L’homme prenait délicatement chaque fraise dans une coupe et, d’un geste lascif, la portait à sa bouche charnelle, teintée carmin par le jus de la fraise.
Les lèvres entouraient ce fruit, et d’un coup de dent sec, croquait. Le jus coulait le long de ses commissures. Son index droit, essuyait lentement cette coulure, d’une façon absente, il ne fallait pas que ce geste se substitue au plaisir sensuel que semblait lui provoquer, le jus de la fraise qu’il avalait.

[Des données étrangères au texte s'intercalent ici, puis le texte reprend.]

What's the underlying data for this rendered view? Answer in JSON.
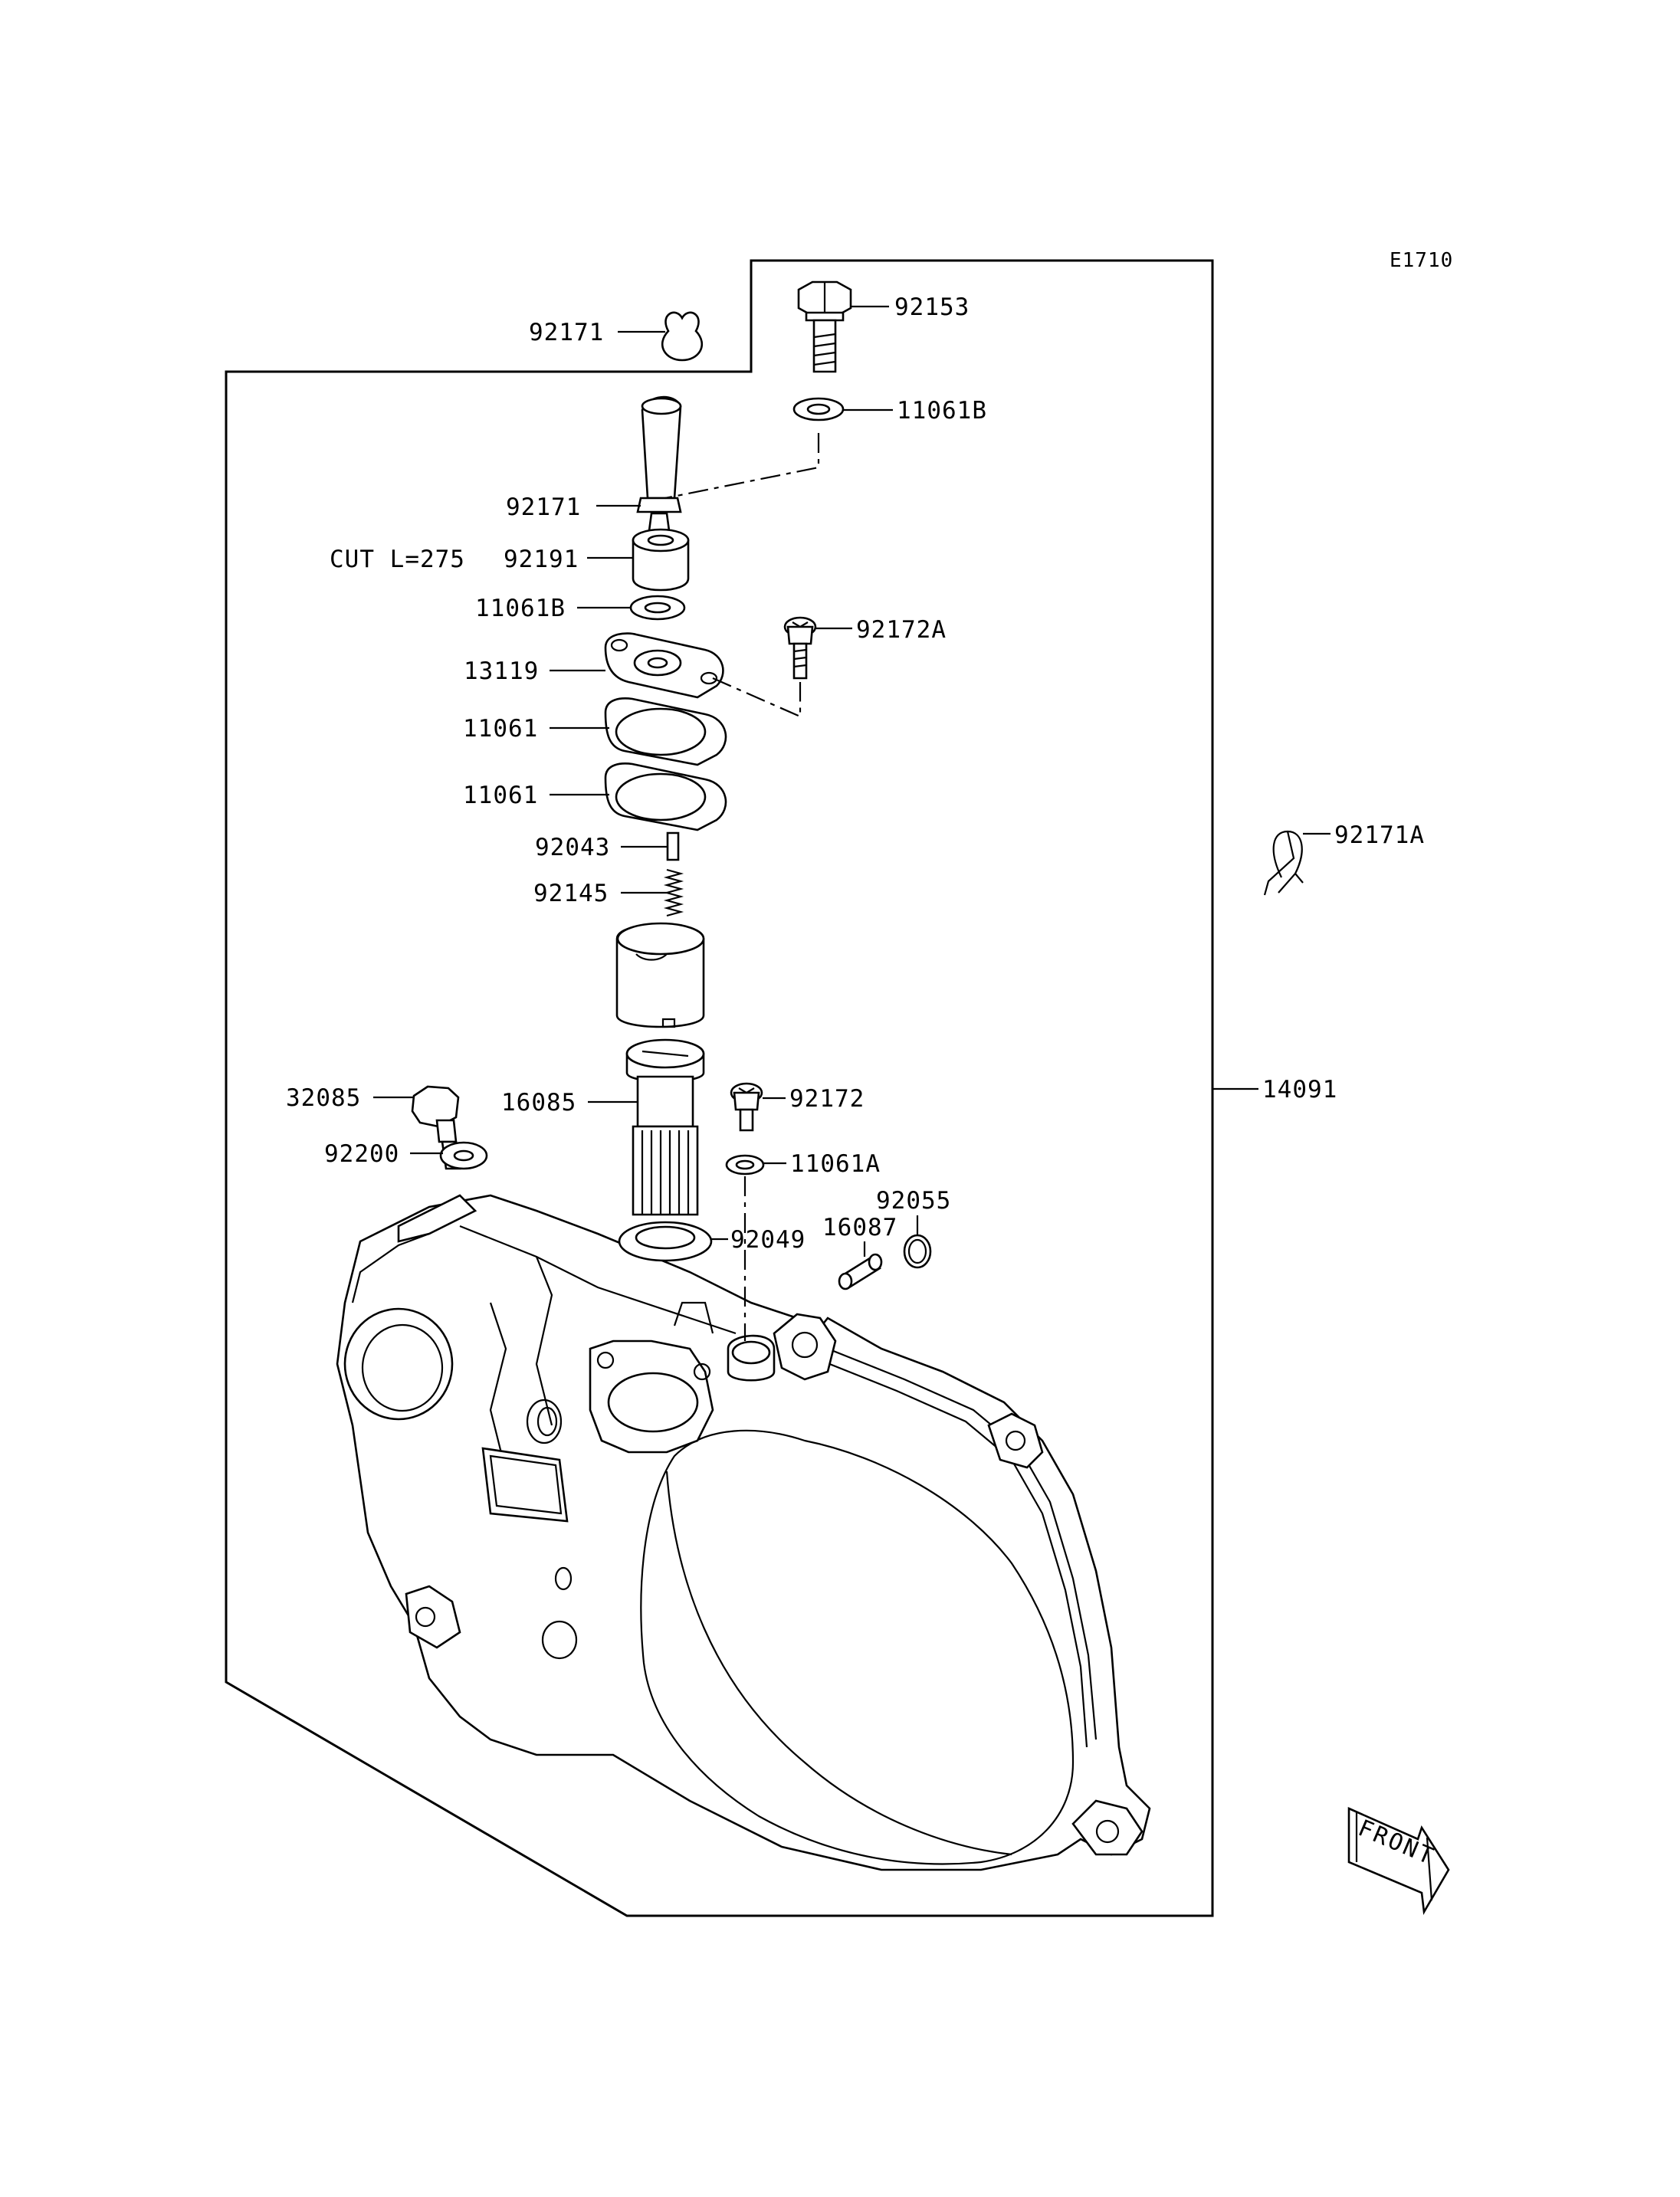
{
  "diagram_code": "E1710",
  "note": "CUT L=275",
  "front_label": "FRONT",
  "parts": {
    "p92171_top": "92171",
    "p92153": "92153",
    "p11061B_top": "11061B",
    "p92171_hose": "92171",
    "p92191": "92191",
    "p11061B_mid": "11061B",
    "p92172A": "92172A",
    "p13119": "13119",
    "p11061_a": "11061",
    "p11061_b": "11061",
    "p92043": "92043",
    "p92145": "92145",
    "p92171A": "92171A",
    "p32085": "32085",
    "p16085": "16085",
    "p92172": "92172",
    "p14091": "14091",
    "p92200": "92200",
    "p11061A": "11061A",
    "p92055": "92055",
    "p16087": "16087",
    "p92049": "92049"
  }
}
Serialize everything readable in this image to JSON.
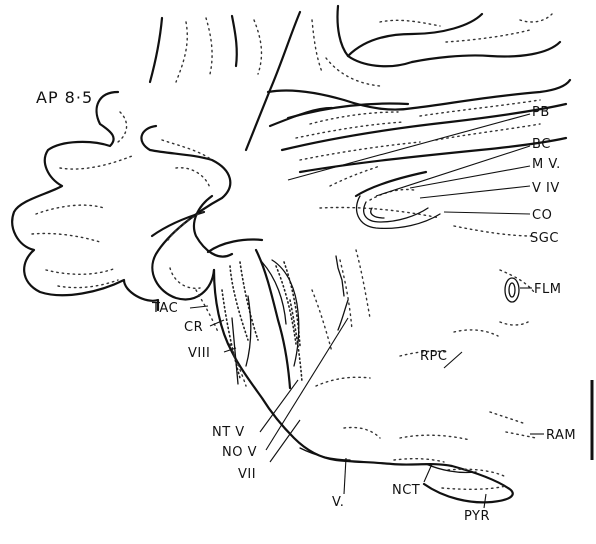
{
  "title": "AP 8·5",
  "labels": {
    "pb": "PB",
    "bc": "BC",
    "mv": "M V.",
    "viv": "V IV",
    "co": "CO",
    "sgc": "SGC",
    "flm": "FLM",
    "tac": "TAC",
    "cr": "CR",
    "viii": "VIII",
    "ntv": "NT V",
    "nov": "NO V",
    "vii": "VII",
    "v": "V.",
    "nct": "NCT",
    "pyr": "PYR",
    "rpc": "RPC",
    "ram": "RAM"
  }
}
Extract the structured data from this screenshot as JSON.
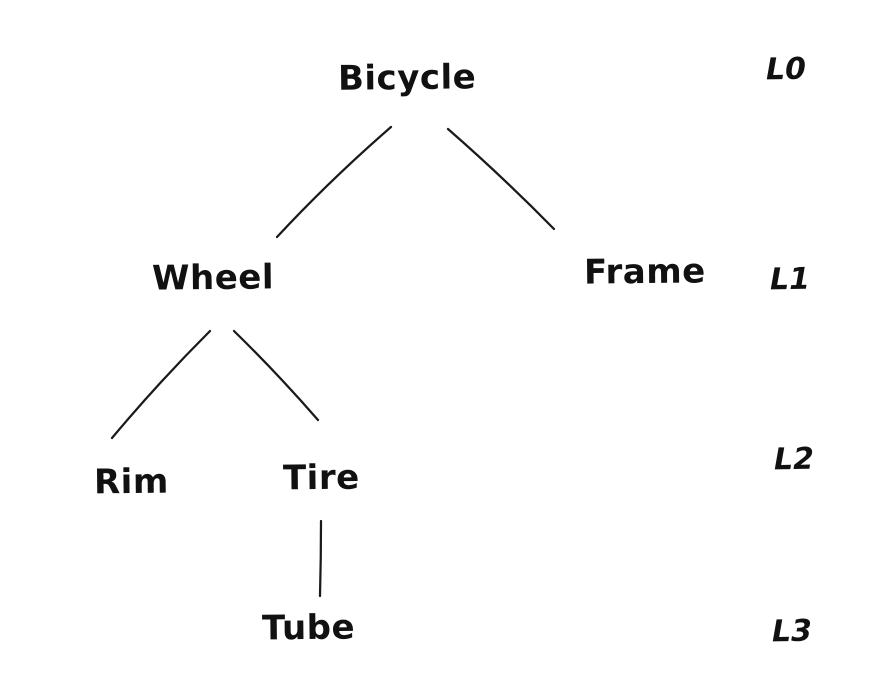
{
  "diagram": {
    "type": "tree",
    "style": "hand-drawn sketch",
    "colors": {
      "ink": "#1a1a1a",
      "background": "#ffffff"
    },
    "nodes": {
      "bicycle": {
        "label": "Bicycle",
        "level": 0
      },
      "wheel": {
        "label": "Wheel",
        "level": 1
      },
      "frame": {
        "label": "Frame",
        "level": 1
      },
      "rim": {
        "label": "Rim",
        "level": 2
      },
      "tire": {
        "label": "Tire",
        "level": 2
      },
      "tube": {
        "label": "Tube",
        "level": 3
      }
    },
    "edges": [
      {
        "from": "Bicycle",
        "to": "Wheel"
      },
      {
        "from": "Bicycle",
        "to": "Frame"
      },
      {
        "from": "Wheel",
        "to": "Rim"
      },
      {
        "from": "Wheel",
        "to": "Tire"
      },
      {
        "from": "Tire",
        "to": "Tube"
      }
    ],
    "level_labels": {
      "l0": "L0",
      "l1": "L1",
      "l2": "L2",
      "l3": "L3"
    }
  }
}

Les passants les plus hardis, de loin, par fausse pudibonderie, regardaient. Cachés derrière leur lunettes de soleil, seul écran pour dissimuler leurs émois, réveillant pour certains une libido qu’ils croyaient endormie depuis si longtemps, devant ce délicieux tableau.
Un léger frisson parcouru le corps dénudé de la jeune femme. Un homme s’enhardit et d’un geste vif, attrapa une étole de satin inutilement à terre et la jeta, plutôt qu’il ne l’enveloppa, sur la jeune femme, comme l’artiste couvre son œuvre.
Par ce geste plein de mansuétude, il a séparé ce couple enlacé, qui goûtait leurs lèvres. Il venait de casser les phantasmes de certains de ces spectateurs qui, debout, immobiles, silencieux, admiraient depuis un moment ce tableau vivant, posé dans la rue, telle une oeuvre d’art.